Vater von «Pascal» wird 80
Niklaus Wirth wurde als Entwickler der Programmiersprache «Pascal» weltberühmt. Eine ganze Generation von Informatikern hat damit das Programmieren erlernt. Morgen feiert der Pionier seinen 80. Geburtstag – und arbeitet noch immer fleissig an möglichst einfachen und eleganten Programmen.
Während 31 Jahren entwickelte Niklaus Wirth an der ETH Zürich neue Programmiersprachen, baute die ersten Personal Computer (PC) der Schweiz, bildete eine erste Generation von Schweizer Informatikern aus und schrieb mehrere weltweit übersetzte Standardwerke.

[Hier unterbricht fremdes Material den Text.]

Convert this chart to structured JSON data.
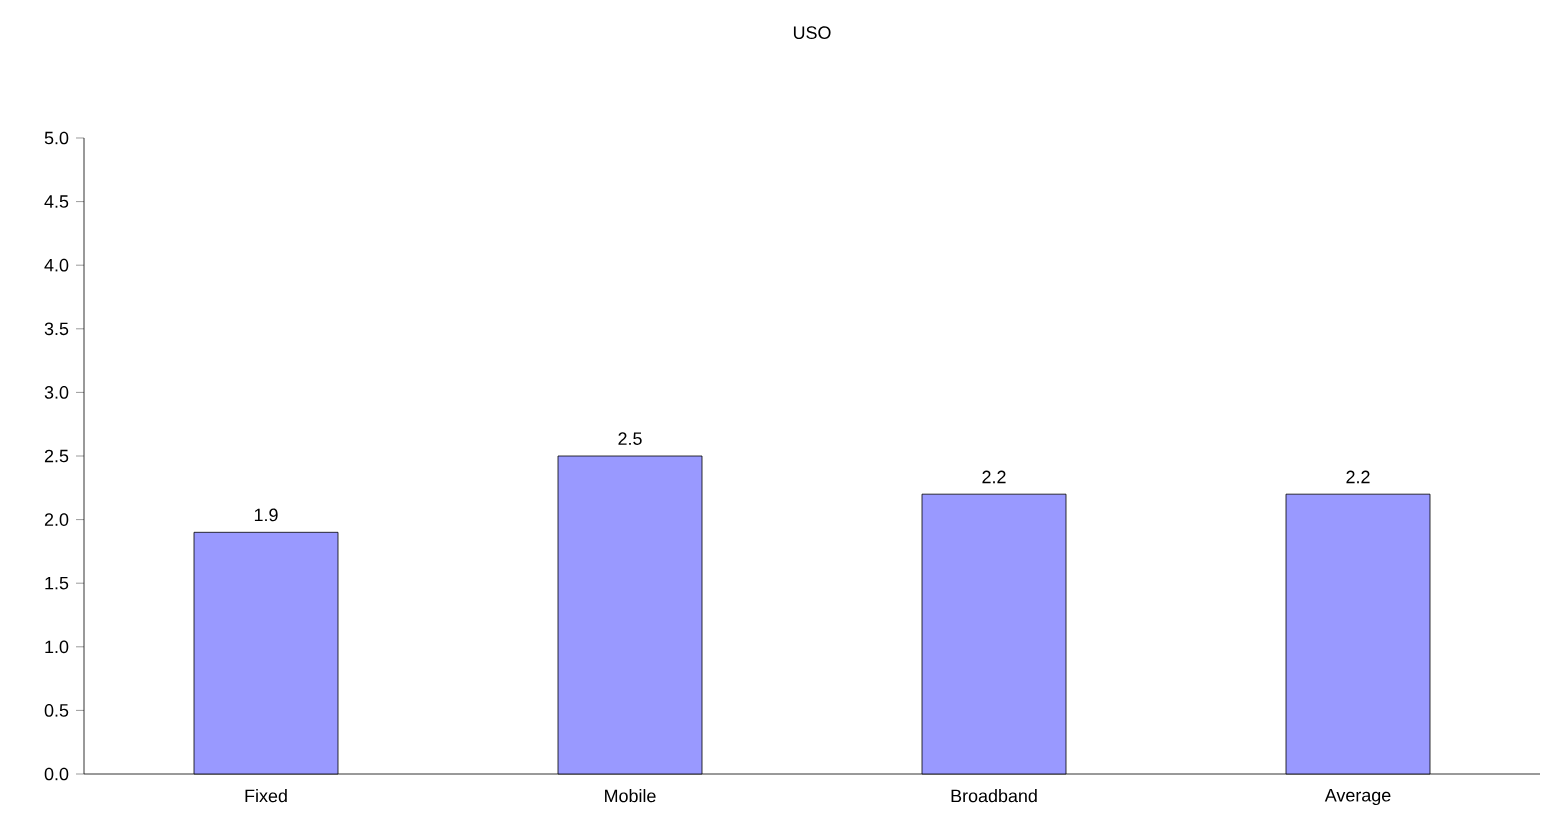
{
  "chart_data": {
    "type": "bar",
    "title": "USO",
    "categories": [
      "Fixed",
      "Mobile",
      "Broadband",
      "Average"
    ],
    "values": [
      1.9,
      2.5,
      2.2,
      2.2
    ],
    "color": "#9999ff",
    "ylim": [
      0,
      5
    ],
    "yticks": [
      {
        "value": 0,
        "label": "0.0"
      },
      {
        "value": 0.5,
        "label": "0.5"
      },
      {
        "value": 1,
        "label": "1.0"
      },
      {
        "value": 1.5,
        "label": "1.5"
      },
      {
        "value": 2,
        "label": "2.0"
      },
      {
        "value": 2.5,
        "label": "2.5"
      },
      {
        "value": 3,
        "label": "3.0"
      },
      {
        "value": 3.5,
        "label": "3.5"
      },
      {
        "value": 4,
        "label": "4.0"
      },
      {
        "value": 4.5,
        "label": "4.5"
      },
      {
        "value": 5,
        "label": "5.0"
      }
    ],
    "data_labels": true
  }
}
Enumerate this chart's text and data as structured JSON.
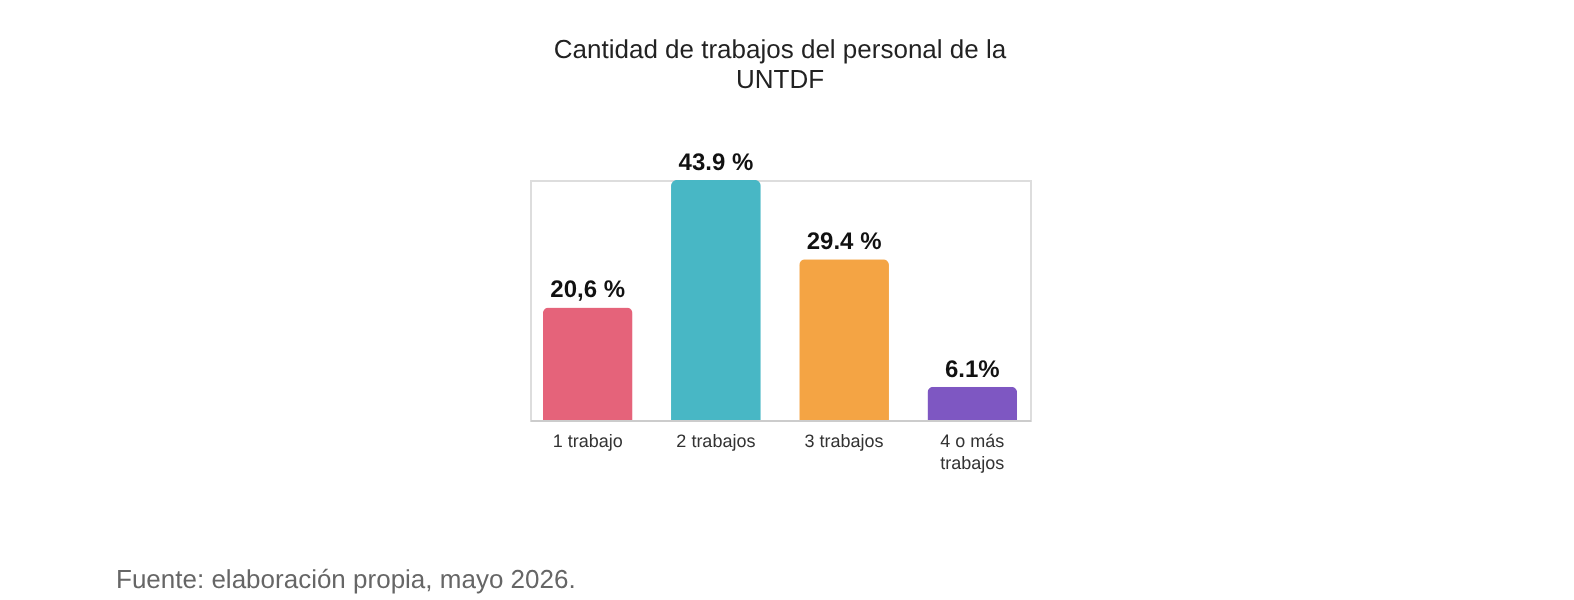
{
  "chart_data": {
    "type": "bar",
    "title": "Cantidad de trabajos del personal de la UNTDF",
    "categories": [
      "1 trabajo",
      "2 trabajos",
      "3 trabajos",
      "4 o más trabajos"
    ],
    "values": [
      20.6,
      43.9,
      29.4,
      6.1
    ],
    "colors": [
      "#e5637a",
      "#48b7c5",
      "#f4a444",
      "#7e57c2"
    ],
    "value_labels": [
      "20,6 %",
      "43.9 %",
      "29.4 %",
      "6.1%"
    ],
    "annotations": [
      "Fuente: elaboración propia, mayo 2026."
    ],
    "grid": false
  }
}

Seit seiner Pensionierung vor 14 Jahren liegt Wirths Forschungsreich nicht mehr im Herzen der Limmatstadt, sondern in der Werkstatt seines Einfamilienhauses auf der Forch: Auf dem Schreibtisch stehen zwei Bildschirme und ein kleiner Desktop-Computer. Daran angeschlossen ein sogenanntes Development Board, eine Platine vollgepackt mit Elektronik, über welche sich Mikrochips modifizieren und programmieren lassen. Die vergangenen zweieinhalb Jahre hat Wirth hier praktisch täglich an einer Neufassung von «Oberon» gearbeitet, seiner 1988 zusammen mit dem PC «Ceres» entwickelten Programmiersprache. Seit seinem «Ruhestand» verging praktisch kein Tag, an dem sich Wirth nicht weiter mit Informatik beschäftigt hätte.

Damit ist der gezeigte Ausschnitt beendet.